You will have to go more north than sothern MI. I live in hillsdale area and there is no ice here. I think you will need to go past lansing at lest to find ice if not further. I hope with this cold front coming will fix that problem. Get on 127 and head north. Let us know what you find.


----------



## Bowhunter57 (Feb 9, 2011)

AtticaFish,
I read a post about some guys ice fishing in the Cadillac, Michigan area. I used to bowhunt the Manistee Nat. Forest there and there are some nice lakes in that area that are open to the public. It might be a bit farther than you care to drive, but the way the winter weather is going for us Buckeyes, a person that's interested in doing ANY ice fishing this year may have to do some driving. 

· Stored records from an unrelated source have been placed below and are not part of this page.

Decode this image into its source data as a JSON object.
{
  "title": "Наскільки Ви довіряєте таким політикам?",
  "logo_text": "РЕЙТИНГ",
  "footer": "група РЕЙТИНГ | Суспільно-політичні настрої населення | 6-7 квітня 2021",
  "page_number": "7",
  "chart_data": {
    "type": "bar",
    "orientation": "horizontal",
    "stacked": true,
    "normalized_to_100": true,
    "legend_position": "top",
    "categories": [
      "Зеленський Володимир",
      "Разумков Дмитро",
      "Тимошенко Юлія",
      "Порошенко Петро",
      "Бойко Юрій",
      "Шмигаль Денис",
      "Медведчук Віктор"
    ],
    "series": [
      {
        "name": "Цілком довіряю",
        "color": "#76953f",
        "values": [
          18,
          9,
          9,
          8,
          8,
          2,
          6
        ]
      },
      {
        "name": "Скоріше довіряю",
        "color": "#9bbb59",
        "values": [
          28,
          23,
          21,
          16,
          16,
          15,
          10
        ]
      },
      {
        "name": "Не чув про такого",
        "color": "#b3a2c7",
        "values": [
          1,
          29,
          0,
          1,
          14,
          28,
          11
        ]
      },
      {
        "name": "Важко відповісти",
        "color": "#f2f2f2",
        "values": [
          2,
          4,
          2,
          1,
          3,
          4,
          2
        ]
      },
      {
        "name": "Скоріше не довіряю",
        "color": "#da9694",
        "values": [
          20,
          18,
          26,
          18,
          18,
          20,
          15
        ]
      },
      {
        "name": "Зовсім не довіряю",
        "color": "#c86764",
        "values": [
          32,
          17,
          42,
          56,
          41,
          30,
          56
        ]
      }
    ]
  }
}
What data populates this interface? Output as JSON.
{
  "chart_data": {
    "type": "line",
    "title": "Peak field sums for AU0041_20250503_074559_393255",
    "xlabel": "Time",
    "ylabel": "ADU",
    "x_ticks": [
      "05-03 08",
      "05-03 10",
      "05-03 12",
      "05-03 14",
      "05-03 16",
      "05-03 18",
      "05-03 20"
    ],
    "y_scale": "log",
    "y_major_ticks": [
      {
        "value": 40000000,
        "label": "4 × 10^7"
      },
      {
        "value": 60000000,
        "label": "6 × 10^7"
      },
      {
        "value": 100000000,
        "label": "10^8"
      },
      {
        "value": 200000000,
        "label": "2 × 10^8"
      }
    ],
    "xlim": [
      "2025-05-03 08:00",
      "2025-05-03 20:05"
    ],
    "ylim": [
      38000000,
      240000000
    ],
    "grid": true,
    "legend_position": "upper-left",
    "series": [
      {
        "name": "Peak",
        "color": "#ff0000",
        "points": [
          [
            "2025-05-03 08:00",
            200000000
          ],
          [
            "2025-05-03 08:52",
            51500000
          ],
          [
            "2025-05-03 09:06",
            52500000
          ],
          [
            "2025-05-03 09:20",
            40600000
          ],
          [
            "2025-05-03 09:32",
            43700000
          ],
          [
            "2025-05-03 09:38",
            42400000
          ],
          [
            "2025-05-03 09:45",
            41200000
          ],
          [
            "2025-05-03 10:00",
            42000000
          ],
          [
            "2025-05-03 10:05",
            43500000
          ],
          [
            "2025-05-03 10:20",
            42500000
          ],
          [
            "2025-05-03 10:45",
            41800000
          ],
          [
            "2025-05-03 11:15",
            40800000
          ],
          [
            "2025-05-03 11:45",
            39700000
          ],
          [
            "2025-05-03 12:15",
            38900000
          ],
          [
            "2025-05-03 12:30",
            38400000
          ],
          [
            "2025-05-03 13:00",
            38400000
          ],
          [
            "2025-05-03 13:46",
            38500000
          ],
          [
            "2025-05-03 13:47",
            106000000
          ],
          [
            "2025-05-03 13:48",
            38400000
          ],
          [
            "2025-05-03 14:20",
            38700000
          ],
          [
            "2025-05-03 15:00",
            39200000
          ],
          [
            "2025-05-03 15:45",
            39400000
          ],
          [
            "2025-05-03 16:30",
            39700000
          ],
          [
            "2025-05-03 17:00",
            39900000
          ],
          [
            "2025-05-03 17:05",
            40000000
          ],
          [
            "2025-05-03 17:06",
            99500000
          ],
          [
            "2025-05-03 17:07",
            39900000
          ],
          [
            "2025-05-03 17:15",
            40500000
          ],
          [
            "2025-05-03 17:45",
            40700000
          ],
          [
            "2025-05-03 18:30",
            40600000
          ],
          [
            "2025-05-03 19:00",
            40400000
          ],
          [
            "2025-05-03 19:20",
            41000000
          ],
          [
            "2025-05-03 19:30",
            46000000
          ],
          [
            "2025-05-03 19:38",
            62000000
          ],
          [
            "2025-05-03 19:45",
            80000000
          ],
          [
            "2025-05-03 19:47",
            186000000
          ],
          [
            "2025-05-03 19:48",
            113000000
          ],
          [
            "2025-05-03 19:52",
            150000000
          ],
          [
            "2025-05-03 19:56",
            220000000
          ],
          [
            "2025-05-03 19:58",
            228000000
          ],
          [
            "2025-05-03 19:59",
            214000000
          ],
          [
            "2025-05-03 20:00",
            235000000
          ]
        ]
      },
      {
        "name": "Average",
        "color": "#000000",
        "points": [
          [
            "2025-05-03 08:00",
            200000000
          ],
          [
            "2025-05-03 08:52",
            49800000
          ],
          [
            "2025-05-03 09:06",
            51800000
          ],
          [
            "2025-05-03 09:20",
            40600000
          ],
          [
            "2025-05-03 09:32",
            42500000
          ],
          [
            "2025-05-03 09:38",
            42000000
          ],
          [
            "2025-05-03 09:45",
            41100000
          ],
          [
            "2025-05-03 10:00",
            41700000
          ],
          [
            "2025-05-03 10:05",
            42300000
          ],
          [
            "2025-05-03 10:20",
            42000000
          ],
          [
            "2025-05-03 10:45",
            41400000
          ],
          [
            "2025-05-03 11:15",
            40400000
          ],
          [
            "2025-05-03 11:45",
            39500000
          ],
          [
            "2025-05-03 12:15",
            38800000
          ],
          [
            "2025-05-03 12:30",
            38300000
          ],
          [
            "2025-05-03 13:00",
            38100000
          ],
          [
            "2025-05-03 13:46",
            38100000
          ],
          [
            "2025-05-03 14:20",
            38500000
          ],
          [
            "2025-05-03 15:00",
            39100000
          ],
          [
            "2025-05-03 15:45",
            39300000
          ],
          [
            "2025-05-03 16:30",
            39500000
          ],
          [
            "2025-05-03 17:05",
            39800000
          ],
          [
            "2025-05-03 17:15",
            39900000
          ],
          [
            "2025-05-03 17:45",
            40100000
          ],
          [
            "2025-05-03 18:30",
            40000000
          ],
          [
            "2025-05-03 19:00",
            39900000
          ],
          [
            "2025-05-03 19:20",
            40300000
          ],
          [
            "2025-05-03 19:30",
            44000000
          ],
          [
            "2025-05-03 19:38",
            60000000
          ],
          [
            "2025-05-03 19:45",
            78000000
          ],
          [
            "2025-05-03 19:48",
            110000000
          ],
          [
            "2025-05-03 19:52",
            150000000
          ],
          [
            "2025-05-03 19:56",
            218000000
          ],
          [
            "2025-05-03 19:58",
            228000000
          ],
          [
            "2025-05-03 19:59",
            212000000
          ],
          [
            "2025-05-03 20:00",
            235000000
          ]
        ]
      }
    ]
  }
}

After watching this video, I've given some thought to making a 4 day fishing trip to the Wisconsin area of Lake Michigan.





Good luck!
Bowhunter57


----------



## fishintechnician (Jul 20, 2007)

dont get why they are on just a peice of chucnk ice, looks like the boated to theat peice and are fishing from it......doesnt seem real safe


----------



## big red (Feb 4, 2010)

i go to mich 3-4 times a year.fish with a good friend.we fish in the brighton and howell area.do really go on pike and pan fish.a couple of the lakes are whitmore and zooky lakes.
there are several lakes in that area that are state lakes and accessible.they will take you les than 2 hrs to get to any one of them.


----------



## Bowhunter57 (Feb 9, 2011)

fishintechnician said:


> dont get why they are on just a peice of chucnk ice, looks like the boated to theat peice and are fishing from it......doesnt seem real safe


fishintechnician,
I've asked the same question(s). Espeically, when there's open water...they could be in a boat, using regular fishing equiment, life jackets and it would be a whole lot safer.

Whatever! 

Bowhunter57


----------



## 1977 walleye guy (Mar 11, 2006)

Drove 6 hrs one way two weeks ago to ice fish on fletchers pond. obviously not a day trip, but it was a great 4 day trip.
Fishing was good for pike.


----------



## craig (Feb 9, 2008)

Ya it looked alittle sketchy ice wise, but that lookes well worth some drive time. That looks incredibly fun. Im more of an eye fisher man than trout but that would b great if it were closer. Never had to do this yet in my 8 yrs of ice fishing but thinking of maybe going some where up north when theres good ice to do some walleye/perch fishing.This weather is nice for the most part, im just jonesing for the ice bad. Want to use my new shanty, cant wait for the feel of a vibe getting slamed.Hopefully we all dont have to travel to get our ice fix, but it doesnt look good.


----------